Friday, February 11, 2011

Egypt's finest hour

Los Angeles Times
Editorial

A popular, peaceful protest brought down a dictator. Now, a real democracy must emerge.

February 12, 2011

Every lover of liberty will share in the exhilaration of the Egyptian people after the resignation of President Hosni Mubarak. A revolt by students, young professionals and workers ousted a dictator who had ruled his country in the guise of a democrat for 30 years. It may be that intervention by the military was the immediate cause of Mubarak's dramatic turnabout the day after he refused to step down, but there's no question that the primary authors of his overthrow were the Egyptian people. Friday was the climax of that rare thing: a popular and peaceful revolution.

How — and even if — that revolution will be translated into a broad-based, democratic government isn't clear. The Egyptian military, to which Mubarak ceded power, must enact constitutional reforms necessary for free and fair elections, and it must broaden the negotiations with opposition figures that began in the waning days of the Mubarak regime. It will be a profound betrayal — for Egyptians and their supporters all around the world — if the result of this revolution is another military dictatorship, even a "benign" one that clamps down on corruption and promotes economic reforms. As President Obama said Friday, the next step in Egypt must be "nothing less than genuine democracy."

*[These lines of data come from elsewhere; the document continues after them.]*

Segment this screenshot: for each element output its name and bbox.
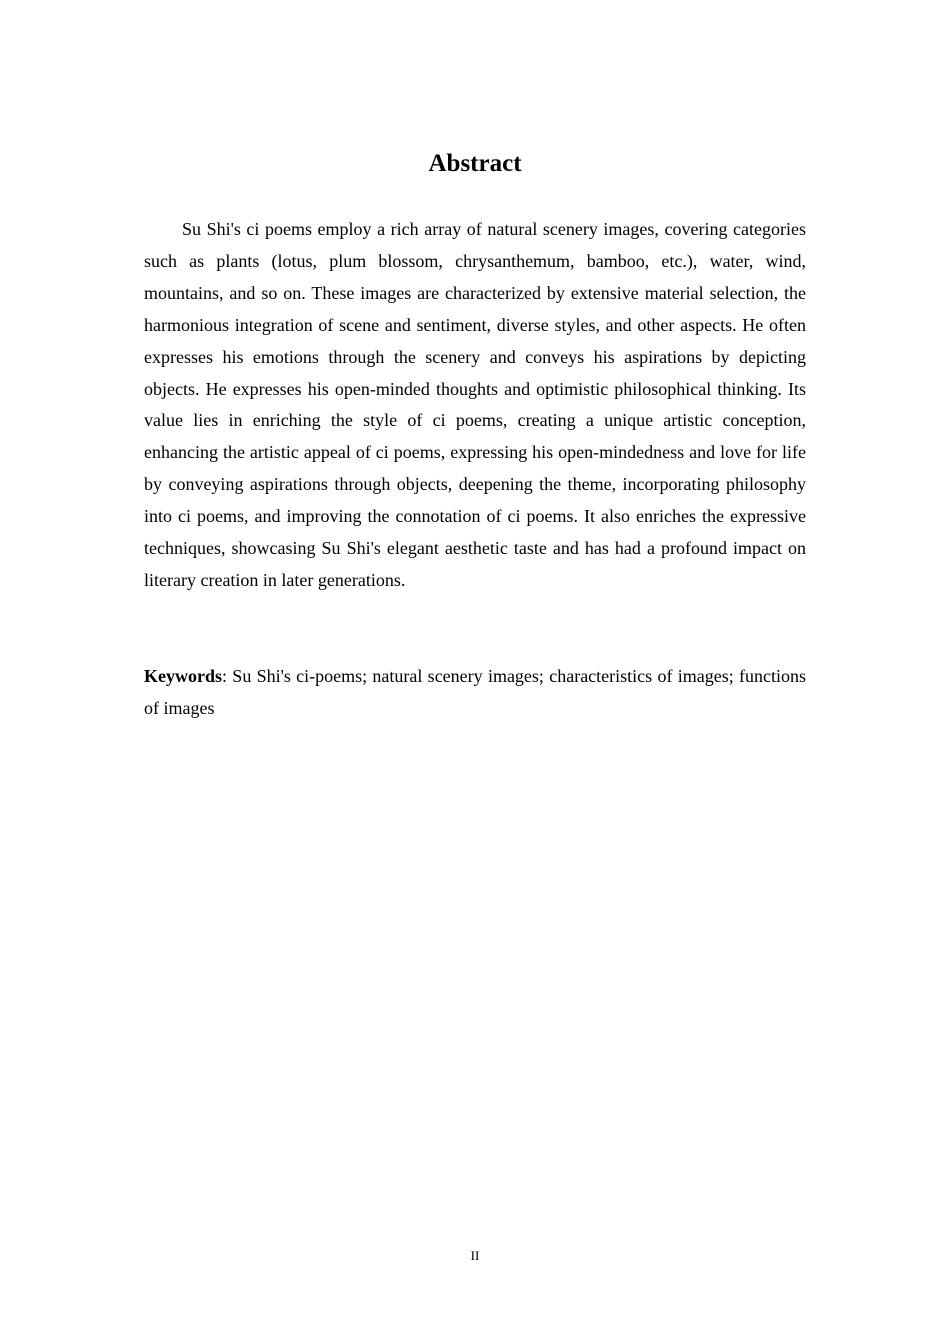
abstract-title: Abstract — [428, 150, 522, 177]
keywords-line — [144, 661, 806, 725]
keywords-text: Su Shi's ci-poems; natural scenery images; characteristics of images; functions of images — [144, 666, 806, 718]
abstract-paragraph: Su Shi's ci poems employ a rich array of natural scenery images, covering categories such as plants (lotus, plum blossom, chrysanthemum, bamboo, etc.), water, wind, mountains, and so on. These images are characterized by extensive material selection, the harmonious integration of scene and sentiment, diverse styles, and other aspects. He often expresses his emotions through the scenery and conveys his aspirations by depicting objects. He expresses his open-minded thoughts and optimistic philosophical thinking. Its value lies in enriching the style of ci poems, creating a unique artistic conception, enhancing the artistic appeal of ci poems, expressing his open-mindedness and love for life by conveying aspirations through objects, deepening the theme, incorporating philosophy into ci poems, and improving the connotation of ci poems. It also enriches the expressive techniques, showcasing Su Shi's elegant aesthetic taste and has had a profound impact on literary creation in later generations. — [144, 219, 806, 590]
keywords-label: Keywords — [144, 666, 222, 686]
keywords-separator: : — [222, 666, 228, 686]
page-number: II — [470, 1248, 480, 1263]
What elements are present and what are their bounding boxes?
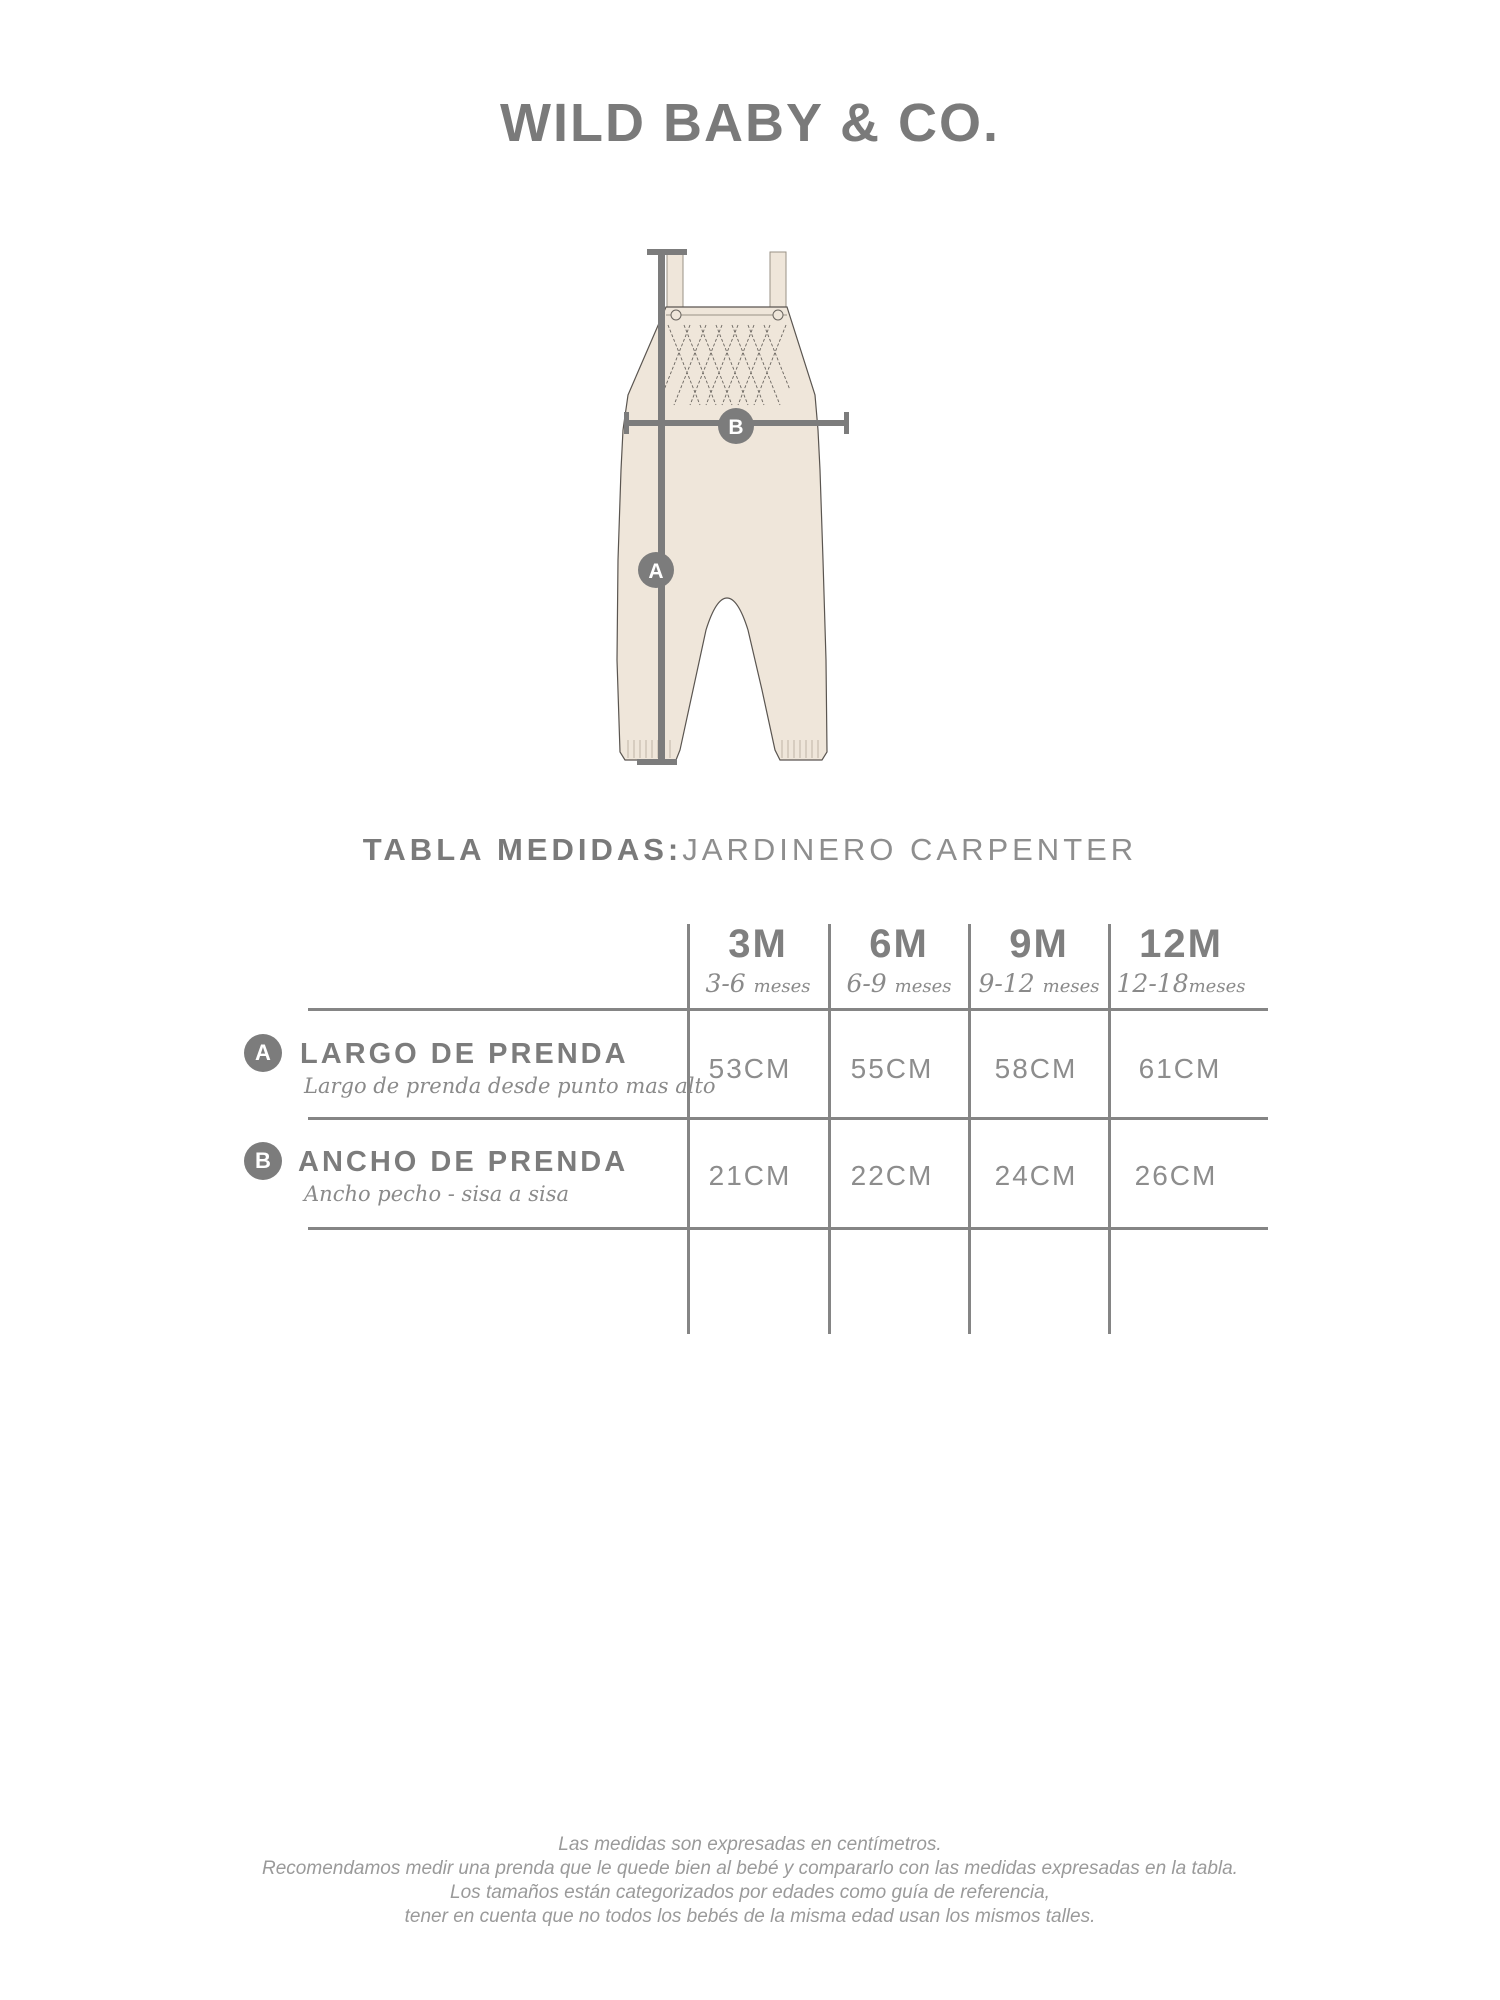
size-label: 9M <box>1009 922 1069 966</box>
column-header-3m <box>688 922 828 998</box>
row-label: LARGO DE PRENDA <box>300 1038 629 1070</box>
column-header-9m <box>969 922 1109 998</box>
brand-title: WILD BABY & CO. <box>500 93 1000 153</box>
table-cell: 53CM <box>708 1053 792 1084</box>
table-cell: 26CM <box>1134 1160 1218 1191</box>
measure-label-a: A <box>648 560 664 583</box>
row-sublabel: Ancho pecho - sisa a sisa <box>304 1182 569 1206</box>
size-label: 12M <box>1139 922 1223 966</box>
footer-line: tener en cuenta que no todos los bebés de la misma edad usan los mismos talles. <box>404 1906 1096 1927</box>
measure-label-b: B <box>728 416 744 439</box>
badge-a-icon: A <box>244 1034 282 1072</box>
table-cell: 55CM <box>850 1053 934 1084</box>
age-range: 6-9 meses <box>846 969 952 998</box>
table-cell: 61CM <box>1138 1053 1222 1084</box>
size-label: 3M <box>728 922 788 966</box>
age-range: 12-18meses <box>1116 969 1246 998</box>
footer-line: Las medidas son expresadas en centímetros. <box>558 1834 942 1855</box>
overalls-diagram <box>590 240 880 780</box>
badge-b-icon: B <box>244 1142 282 1180</box>
table-title <box>0 832 1500 868</box>
column-header-6m <box>829 922 969 998</box>
footer-line: Recomendamos medir una prenda que le quede bien al bebé y compararlo con las medidas expresadas en la tabla. <box>262 1858 1238 1879</box>
footer-line: Los tamaños están categorizados por edades como guía de referencia, <box>450 1882 1050 1903</box>
row-label: ANCHO DE PRENDA <box>298 1146 629 1178</box>
table-divider <box>308 1008 1268 1011</box>
column-header-12m <box>1111 922 1251 998</box>
row-sublabel: Largo de prenda desde punto mas alto <box>304 1074 716 1098</box>
table-cell: 58CM <box>994 1053 1078 1084</box>
table-cell: 22CM <box>850 1160 934 1191</box>
table-title-bold: TABLA MEDIDAS: <box>362 832 683 867</box>
garment-illustration <box>617 252 827 760</box>
age-range: 9-12 meses <box>978 969 1100 998</box>
footer-notes <box>0 1833 1500 1929</box>
table-cell: 21CM <box>708 1160 792 1191</box>
size-label: 6M <box>869 922 929 966</box>
table-divider <box>308 1117 1268 1120</box>
table-cell: 24CM <box>994 1160 1078 1191</box>
table-title-product: JARDINERO CARPENTER <box>682 832 1138 867</box>
table-divider <box>308 1227 1268 1230</box>
age-range: 3-6 meses <box>705 969 811 998</box>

Speculation about what will come next is inevitable as well as important. But it shouldn't divert attention from the immediate triumph — the astonishing accomplishment of the Egyptians who filled Tahrir Square day after day and employed both the age-old techniques of popular protest and the new tools of social media to rally their countrymen to their cause. The protest's timing may have been affected by the uprising in Tunisia, but it reflected long-festering discontent with Egypt's sterile and corrupt political order, its thuggish police force and its lack of opportunity for educated young people. The yearning for change would have manifested itself sooner or later. But no one could have predicted how powerful, and peaceful, such a demonstration would be. Not since the fall of the Berlin Wall has there been such a dramatic testimony to the desire for personal freedom.

Last month, Secretary of State Hillary Rodham Clinton offered some prophetic advice for leaders in the Middle East. "Those who cling to the status quo may be able to hold back the full impact of their countries' problems for a little while," she warned, "but not forever." Clinton said that the collapse of entrenched regimes would create a vacuum that would be filled by extremists and terrorist groups. But in Egypt there is another alternative: citizens determined to establish democracy. Their triumph is a rebuke to cynics who believed Egypt was incapable of transformation — and an achievement the Egyptian army must not dishonor.